I was wondering about the exact usage of femtolisp in julia. I’ve Googled around but the nothing exact came up, though there were some references in the old archives.
I know that the julia-parser has a native implementation now so, If anyone could please explain to me the exact usage and reason for using femtolisp within the source-code and the reason for it’s inclusion in the executable.
Syntax lowering is also in femtolisp (julia-syntax.scm), and has not yet been ported. There are some bootstrap issues which would need solving, and not a strong-enough reason to do so at this time.
Lisp is great for writing parsers. Femtolisp is a neat (actually, closer to Scheme than CL), self-contained dialect and its implementation. It is included in the executable since it is an interpreter, and it runs the parser code.
Basically, you can ignore it unless you want to modify the parser (for new surface syntax).
And apart from the source is there any blog/article you know of that’d help me distinguish various aspects of the compiler system.
Say, we know that Julia has intentionally done away with TCO and Mutual Recursion techniques etc and there’s good reasoning behind it. The point is, at which layer does one need to work on to create such extensions.
Does femtolisp only translates the julia surface syntax to this pseudo-typed-scheme syntax or something more? I see that the base is defined in Julia itself so what exactly does the C/C++ part does?
I’ve gone through the code_lowered thing, seems useful.
Sorry but I don’t understand what you mean here. Why would you need anything else?
AFAIK the femtolisp intepreter is just used for parsing, ie maps strings to ASTs. That’s all it does. Some C functions (eg jl_parse_string) are glue to call it.
Well, most of it, of course not everything.
Again, you could be a very advanced Julia programmer without having to touch either femtolisp or C code. I mostly read the femtolisp part out of curiosity (I like Lisp), not because of solving an practical problem.
For a slightly related tangent, a while ago there was an attempt to switch from femtolisp to Chicken Scheme, which compiles scheme to C. It was deemed too resource intensive in the end, I think. Anyway, see https://github.com/JuliaLang/julia/issues/7977#issuecomment-52172600.
So, if I want to try out features like mutual recursion or have a stab at tail call recursion, the post femtolisp parser and lowered code generator, it’s basically the codegen.cpp that’s takes over and communicates with the llvm.
I know that this has been debated to death but I’d like to ask that as mentioned in the llvm5 docs there’s clearly a tail call optimization in place.
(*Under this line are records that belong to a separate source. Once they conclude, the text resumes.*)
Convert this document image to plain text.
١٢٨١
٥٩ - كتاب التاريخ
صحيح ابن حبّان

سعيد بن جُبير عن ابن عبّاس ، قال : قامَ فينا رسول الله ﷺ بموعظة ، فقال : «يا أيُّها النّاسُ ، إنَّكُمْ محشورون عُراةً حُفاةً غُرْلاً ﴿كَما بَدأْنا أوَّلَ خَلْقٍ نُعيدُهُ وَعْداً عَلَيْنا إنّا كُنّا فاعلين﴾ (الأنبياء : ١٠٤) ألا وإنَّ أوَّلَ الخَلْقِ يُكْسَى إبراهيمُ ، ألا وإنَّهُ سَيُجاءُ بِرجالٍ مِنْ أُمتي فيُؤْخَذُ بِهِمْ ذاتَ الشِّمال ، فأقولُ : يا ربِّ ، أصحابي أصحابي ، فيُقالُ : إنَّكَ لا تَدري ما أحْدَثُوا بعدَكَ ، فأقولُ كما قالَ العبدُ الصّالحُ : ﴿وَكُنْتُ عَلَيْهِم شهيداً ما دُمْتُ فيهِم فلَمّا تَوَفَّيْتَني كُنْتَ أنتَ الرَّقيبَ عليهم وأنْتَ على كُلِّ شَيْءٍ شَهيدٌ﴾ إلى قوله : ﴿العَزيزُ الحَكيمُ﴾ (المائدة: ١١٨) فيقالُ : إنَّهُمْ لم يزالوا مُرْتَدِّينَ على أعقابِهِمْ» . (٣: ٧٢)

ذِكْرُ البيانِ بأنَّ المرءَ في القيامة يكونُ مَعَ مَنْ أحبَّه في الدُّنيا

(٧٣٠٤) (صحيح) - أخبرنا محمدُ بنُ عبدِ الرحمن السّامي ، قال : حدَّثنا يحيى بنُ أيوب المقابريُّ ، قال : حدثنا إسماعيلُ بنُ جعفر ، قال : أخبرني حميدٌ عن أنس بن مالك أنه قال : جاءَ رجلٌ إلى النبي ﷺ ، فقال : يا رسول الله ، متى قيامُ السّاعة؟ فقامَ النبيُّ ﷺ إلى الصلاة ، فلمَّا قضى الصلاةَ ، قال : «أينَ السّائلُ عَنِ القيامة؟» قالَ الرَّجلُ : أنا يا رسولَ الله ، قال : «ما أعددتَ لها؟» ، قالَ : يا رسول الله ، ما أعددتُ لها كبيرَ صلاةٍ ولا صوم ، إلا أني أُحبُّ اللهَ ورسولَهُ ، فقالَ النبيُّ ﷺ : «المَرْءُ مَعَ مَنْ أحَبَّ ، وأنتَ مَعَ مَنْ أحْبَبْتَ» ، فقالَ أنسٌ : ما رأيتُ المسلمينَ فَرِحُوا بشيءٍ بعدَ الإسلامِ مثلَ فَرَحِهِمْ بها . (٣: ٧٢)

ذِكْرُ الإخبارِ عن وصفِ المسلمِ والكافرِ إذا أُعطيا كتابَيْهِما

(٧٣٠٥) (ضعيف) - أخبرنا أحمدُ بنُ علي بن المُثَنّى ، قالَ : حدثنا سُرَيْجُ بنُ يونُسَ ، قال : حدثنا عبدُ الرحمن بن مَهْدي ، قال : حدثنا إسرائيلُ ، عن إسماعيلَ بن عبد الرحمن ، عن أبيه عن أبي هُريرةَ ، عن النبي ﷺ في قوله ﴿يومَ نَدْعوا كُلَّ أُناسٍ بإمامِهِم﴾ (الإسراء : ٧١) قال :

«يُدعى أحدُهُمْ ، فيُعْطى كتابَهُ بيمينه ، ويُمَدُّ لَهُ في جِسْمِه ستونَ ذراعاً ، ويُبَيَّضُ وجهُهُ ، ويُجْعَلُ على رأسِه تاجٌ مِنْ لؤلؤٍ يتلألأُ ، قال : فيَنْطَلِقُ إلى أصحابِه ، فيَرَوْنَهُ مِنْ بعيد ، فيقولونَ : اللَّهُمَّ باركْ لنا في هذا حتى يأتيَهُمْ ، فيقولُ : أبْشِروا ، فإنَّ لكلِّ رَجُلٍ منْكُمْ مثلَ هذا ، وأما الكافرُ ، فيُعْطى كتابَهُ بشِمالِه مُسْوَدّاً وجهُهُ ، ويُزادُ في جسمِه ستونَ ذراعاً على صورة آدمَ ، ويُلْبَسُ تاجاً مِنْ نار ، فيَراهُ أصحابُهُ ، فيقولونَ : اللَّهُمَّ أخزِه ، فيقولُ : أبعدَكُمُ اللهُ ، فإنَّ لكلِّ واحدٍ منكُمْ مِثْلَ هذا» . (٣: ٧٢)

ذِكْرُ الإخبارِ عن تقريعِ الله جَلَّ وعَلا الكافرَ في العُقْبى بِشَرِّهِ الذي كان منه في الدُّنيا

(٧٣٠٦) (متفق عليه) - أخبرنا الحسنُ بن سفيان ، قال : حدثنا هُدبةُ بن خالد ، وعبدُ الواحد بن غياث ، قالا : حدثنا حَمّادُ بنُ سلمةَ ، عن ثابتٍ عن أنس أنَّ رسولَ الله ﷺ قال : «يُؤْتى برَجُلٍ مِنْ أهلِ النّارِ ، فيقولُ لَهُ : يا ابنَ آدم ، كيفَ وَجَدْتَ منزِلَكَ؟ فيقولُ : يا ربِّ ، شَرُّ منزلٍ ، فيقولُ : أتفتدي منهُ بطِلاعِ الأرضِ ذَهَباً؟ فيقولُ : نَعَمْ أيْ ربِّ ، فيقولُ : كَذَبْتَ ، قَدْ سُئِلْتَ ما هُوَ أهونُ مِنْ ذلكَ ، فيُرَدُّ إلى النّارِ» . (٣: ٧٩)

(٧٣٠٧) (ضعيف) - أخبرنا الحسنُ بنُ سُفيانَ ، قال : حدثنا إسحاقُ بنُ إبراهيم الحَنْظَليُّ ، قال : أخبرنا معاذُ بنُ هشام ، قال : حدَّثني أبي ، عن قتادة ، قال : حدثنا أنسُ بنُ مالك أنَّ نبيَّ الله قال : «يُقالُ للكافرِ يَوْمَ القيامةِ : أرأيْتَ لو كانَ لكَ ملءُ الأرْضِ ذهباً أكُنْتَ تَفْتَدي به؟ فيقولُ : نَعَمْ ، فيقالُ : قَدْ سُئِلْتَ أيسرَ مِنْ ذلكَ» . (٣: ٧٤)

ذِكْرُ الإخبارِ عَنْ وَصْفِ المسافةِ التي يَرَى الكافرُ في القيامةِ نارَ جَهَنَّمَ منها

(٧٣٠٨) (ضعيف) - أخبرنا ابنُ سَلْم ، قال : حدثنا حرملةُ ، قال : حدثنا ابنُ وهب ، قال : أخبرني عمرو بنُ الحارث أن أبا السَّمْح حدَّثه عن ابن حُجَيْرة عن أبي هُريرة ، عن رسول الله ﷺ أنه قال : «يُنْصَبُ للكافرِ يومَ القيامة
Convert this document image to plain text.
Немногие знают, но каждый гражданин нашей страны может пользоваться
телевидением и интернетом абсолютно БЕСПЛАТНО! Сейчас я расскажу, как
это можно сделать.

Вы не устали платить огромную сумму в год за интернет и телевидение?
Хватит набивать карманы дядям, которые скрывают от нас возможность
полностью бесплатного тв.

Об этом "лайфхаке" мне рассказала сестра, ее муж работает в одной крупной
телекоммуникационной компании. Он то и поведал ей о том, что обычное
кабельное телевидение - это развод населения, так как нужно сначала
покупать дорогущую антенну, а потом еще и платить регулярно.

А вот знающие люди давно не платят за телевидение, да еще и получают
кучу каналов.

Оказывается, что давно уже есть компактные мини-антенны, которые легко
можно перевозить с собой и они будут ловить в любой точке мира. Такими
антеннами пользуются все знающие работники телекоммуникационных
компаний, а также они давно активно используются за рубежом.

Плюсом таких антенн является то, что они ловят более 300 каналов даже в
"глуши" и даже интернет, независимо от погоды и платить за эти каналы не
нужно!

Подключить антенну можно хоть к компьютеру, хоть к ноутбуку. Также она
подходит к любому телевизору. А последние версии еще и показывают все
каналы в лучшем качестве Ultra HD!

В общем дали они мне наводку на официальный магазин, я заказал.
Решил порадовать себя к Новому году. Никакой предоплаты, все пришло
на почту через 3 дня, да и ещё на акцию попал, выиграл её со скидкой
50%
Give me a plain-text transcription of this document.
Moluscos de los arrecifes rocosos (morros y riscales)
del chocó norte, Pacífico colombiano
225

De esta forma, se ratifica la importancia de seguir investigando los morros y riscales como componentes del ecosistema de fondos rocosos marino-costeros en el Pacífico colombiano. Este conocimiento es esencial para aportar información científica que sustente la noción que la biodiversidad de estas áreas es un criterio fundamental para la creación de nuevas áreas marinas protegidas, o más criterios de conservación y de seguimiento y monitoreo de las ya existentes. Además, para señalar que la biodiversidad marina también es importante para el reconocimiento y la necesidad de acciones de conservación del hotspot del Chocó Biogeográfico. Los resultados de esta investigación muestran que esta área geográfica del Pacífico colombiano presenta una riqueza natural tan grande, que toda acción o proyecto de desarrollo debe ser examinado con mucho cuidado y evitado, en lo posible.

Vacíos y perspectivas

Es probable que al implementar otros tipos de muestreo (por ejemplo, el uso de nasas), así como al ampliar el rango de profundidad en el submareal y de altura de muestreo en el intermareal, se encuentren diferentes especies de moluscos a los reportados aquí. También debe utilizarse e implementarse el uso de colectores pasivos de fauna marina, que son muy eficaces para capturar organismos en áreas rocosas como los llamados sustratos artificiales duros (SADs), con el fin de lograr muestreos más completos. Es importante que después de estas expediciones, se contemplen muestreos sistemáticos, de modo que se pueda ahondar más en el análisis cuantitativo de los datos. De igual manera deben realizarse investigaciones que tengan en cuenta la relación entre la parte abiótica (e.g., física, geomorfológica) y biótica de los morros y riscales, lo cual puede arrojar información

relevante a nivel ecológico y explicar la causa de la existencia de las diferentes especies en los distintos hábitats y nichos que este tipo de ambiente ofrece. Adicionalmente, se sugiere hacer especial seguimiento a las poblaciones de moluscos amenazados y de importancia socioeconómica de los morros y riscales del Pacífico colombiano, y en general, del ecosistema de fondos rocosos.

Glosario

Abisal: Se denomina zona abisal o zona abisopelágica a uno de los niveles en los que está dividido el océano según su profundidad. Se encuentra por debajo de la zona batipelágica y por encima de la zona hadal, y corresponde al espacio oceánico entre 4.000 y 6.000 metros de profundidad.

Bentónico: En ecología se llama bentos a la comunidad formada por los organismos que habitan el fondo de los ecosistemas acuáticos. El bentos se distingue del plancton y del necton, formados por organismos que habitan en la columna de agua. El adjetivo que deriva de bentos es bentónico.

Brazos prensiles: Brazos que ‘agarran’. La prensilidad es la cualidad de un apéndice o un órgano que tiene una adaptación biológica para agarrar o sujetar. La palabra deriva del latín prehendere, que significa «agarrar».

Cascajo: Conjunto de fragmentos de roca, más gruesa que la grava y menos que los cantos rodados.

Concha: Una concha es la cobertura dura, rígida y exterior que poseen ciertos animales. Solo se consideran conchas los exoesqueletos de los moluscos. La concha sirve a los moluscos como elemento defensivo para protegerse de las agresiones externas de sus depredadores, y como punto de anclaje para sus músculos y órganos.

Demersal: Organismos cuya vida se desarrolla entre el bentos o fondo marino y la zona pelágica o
So, if not julia than other, theoretically speaking, other languages might still leverage it. https://github.com/rust-lang/rfcs/issues/271
Another thing being, would it be of any performance gain if julia switched from femtolisp+cpp to chez+Rust. I mean, how does one really measure that objectively?
I meant that, as @kevin.squire mentioned about chicken-scheme - how about using something like plain old racket or chez or xyz. Why does femtolisp fit the internals well?
A good test might be simply building Julia itself (at least in it’s current, very large form), and measuring the time from when it starts compiling all the Julia code.
AFAIK it does not need to “fit” the rest of the “internals” beyond parsing. Once it generates the AST, its job is done. Anything that would parse and generate the same AST could be a replacement (given other features, like easy maintenance, being self-contained, fast enough, friendly license, etc). But it works, so apparently its replacement is not a high priority.
Also, removing femtolisp would violate Greenspun’s 10th law even more blatantly. The fact that femtolisp is neither bug-ridden nor slow is already pushing it.
The important question is: is it useful building something on top of a Lisp that Jeff Bezanson entirely controls and can modify as needed to suit Julia’s needs?
[quote=“abhi18av, post:4, topic:1902”]
And apart from the source is there any blog/article you know of that’d help me distinguish various aspects of the compiler system.
[/quote]There is also an old (2014) Juliacon video about Julia Internals: Introduction to Julia Internals - YouTube
@Tamas_Papp Yup, I’ve read the devdocs - it’s explained pretty clearly over there. I usually just download the pdf and I can’t remember seeing those there. Still, the docs have satiated much of my curiosity.
I’m not sure where you read about a “definite” plan. There are certainly people who expressed an interest, but e.g. as @JeffBezansonwrote:
The fact is that no one appears to be seriously working on making Julia self-hosting right now. There are far too many more interesting problems to work on.
I think there’s still interest in moving the parsing and lowering code from Scheme to Julia - if we could reap some performance gains (which I feel we could) by doing so.
Currently, isn’t most all of the compilation time spent in those two phases?
Speeding that up could make a big difference for people who’d like to use Julia as their scripting language also.
Also, having the parsing and lowering code in Julia would greatly expand the number of people who would be able to improve it.
There are a few things in C (such as most of the stuff in utf8proc) that could be done in Julia, and made more efficient also.
Changing any of the parts that are currently in C++ to Julia, I agree with what Jeff said.